Opinion
106463
06-25-2015
Brian M. Callahan, Schenectady, for appellant, and appellant pro se. Robert M. Carney, District Attorney, Schenectady (Peter H. Willis of counsel), for respondent.
Brian M. Callahan, Schenectady, for appellant, and appellant pro se.
Robert M. Carney, District Attorney, Schenectady (Peter H. Willis of counsel), for respondent.
Before: PETERS, P.J., GARRY, EGAN JR. and LYNCH, JJ.
Opinion
EGAN JR., J.Appeal from a judgment of the County Court of Schenectady County (Drago, J.), rendered November 14, 2013, convicting defendant upon his plea of guilty of the crime of criminal possession of a weapon in the second degree.

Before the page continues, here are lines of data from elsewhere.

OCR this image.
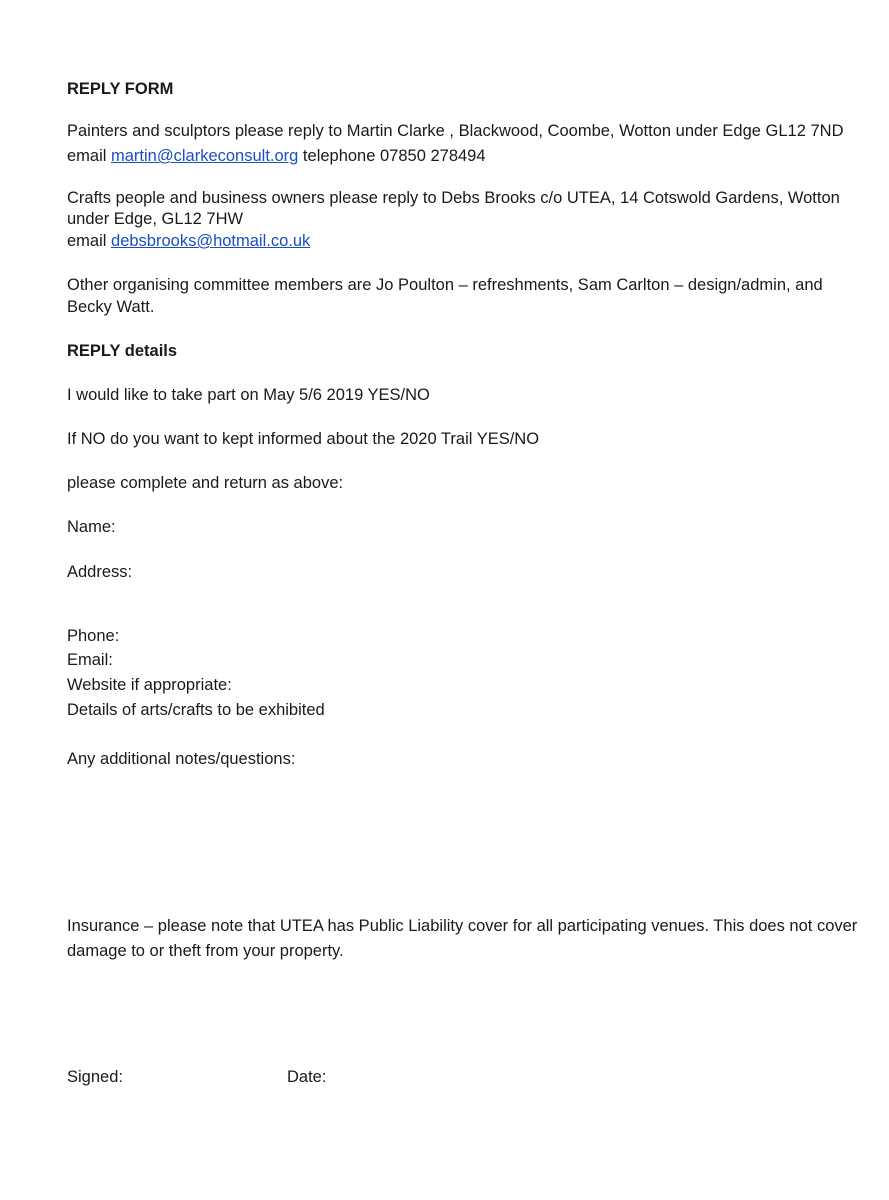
REPLY FORM
Painters and sculptors please reply to Martin Clarke , Blackwood, Coombe, Wotton under Edge GL12 7ND
email martin@clarkeconsult.org telephone 07850 278494
Crafts people and business owners please reply to Debs Brooks c/o UTEA, 14 Cotswold Gardens, Wotton
under Edge, GL12 7HW
email debsbrooks@hotmail.co.uk
Other organising committee members are Jo Poulton – refreshments, Sam Carlton – design/admin, and
Becky Watt.
REPLY details
I would like to take part on May 5/6 2019 YES/NO
If NO do you want to kept informed about the 2020 Trail YES/NO
please complete and return as above:
Name:
Address:
Phone:
Email:
Website if appropriate:
Details of arts/crafts to be exhibited
Any additional notes/questions:
Insurance – please note that UTEA has Public Liability cover for all participating venues. This does not cover
damage to or theft from your property.
Signed:	Date:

In full satisfaction of a six-count indictment, defendant pleaded guilty to criminal possession of a weapon in the second degree and waived his right to appeal. Defendant thereafter was sentenced— consistent with the terms of the plea agreement—to a prison term of 5 ½ years followed by 3 ½ years of postrelease supervision. Defendant now appeals, primarily contending that his plea was involuntary because he was not adequately apprised of the postrelease supervision (hereinafter PRS) component of his sentence.
We affirm. Although defendant's challenge to the voluntariness of his plea survives his uncontested waiver of the right to appeal, it is unpreserved for our review in the absence of an appropriate postallocution motion (see People v. White, 119 A.D.3d 1286, 1287, 990 N.Y.S.2d 726 [2014], lv. denied 24 N.Y.3d 1222, 4 N.Y.S.3d 610, 28 N.E.3d 46 [2015] ). Contrary to defendant's assertion, County Court twice advised defendant—prior to accepting his plea—of the range of PRS to which he would be subject, reiterated this range again prior to imposing sentence and thereafter expressly referenced the PRS component of defendant's sentence at the time thereof, thereby triggering the preservation requirement (see People v. Crowder, 24 N.Y.3d 1134, 1136–1137, 3 N.Y.S.3d 309, 26 N.E.3d 1164 [2015] ; People v. Murray, 15 N.Y.3d 725, 726–727, 906 N.Y.S.2d 521, 932 N.E.2d 877 [2010] ; People v. White, 119 A.D.3d at 1287, 990 N.Y.S.2d 726 ). Under these circumstances, the narrow exception to the preservation requirement set forth in People v. Louree, 8 N.Y.3d 541, 545–546, 838 N.Y.S.2d 18, 869 N.E.2d 18 (2007) is inapplicable (see People v. Davis, 114 A.D.3d 1166, 1166–1167, 979 N.Y.S.2d 903 [2014], lv. denied 23 N.Y.3d 1035, 993 N.Y.S.2d 249, 17 N.E.3d 504 [2014] ; compare People v. Bolivar, 118 A.D.3d 91, 93–94, 986 N.Y.S.2d 631 [2014] ). Finally, to the extent that defendant contends that County Court's comments reflect that it relied upon inaccurate and/or unreliable information in imposing sentence, inasmuch as defendant's argument on this point “amounts to a challenge to the procedures utilized in determining his sentence and does not implicate the legality of the sentence or the power of the court to impose it, defendant's valid waiver of the right to appeal precludes our review of such claim” (People v. Smith, 119 A.D.3d 1088, 1089, 988 N.Y.S.2d 724 [2014], lvs. denied 24 N.Y.3d 1084, 1089, 1 N.Y.S.3d 11, 16, 25 N.E.3d 348, 353 [2014] ).
PETERS, P.J., GARRY and LYNCH, JJ., concur.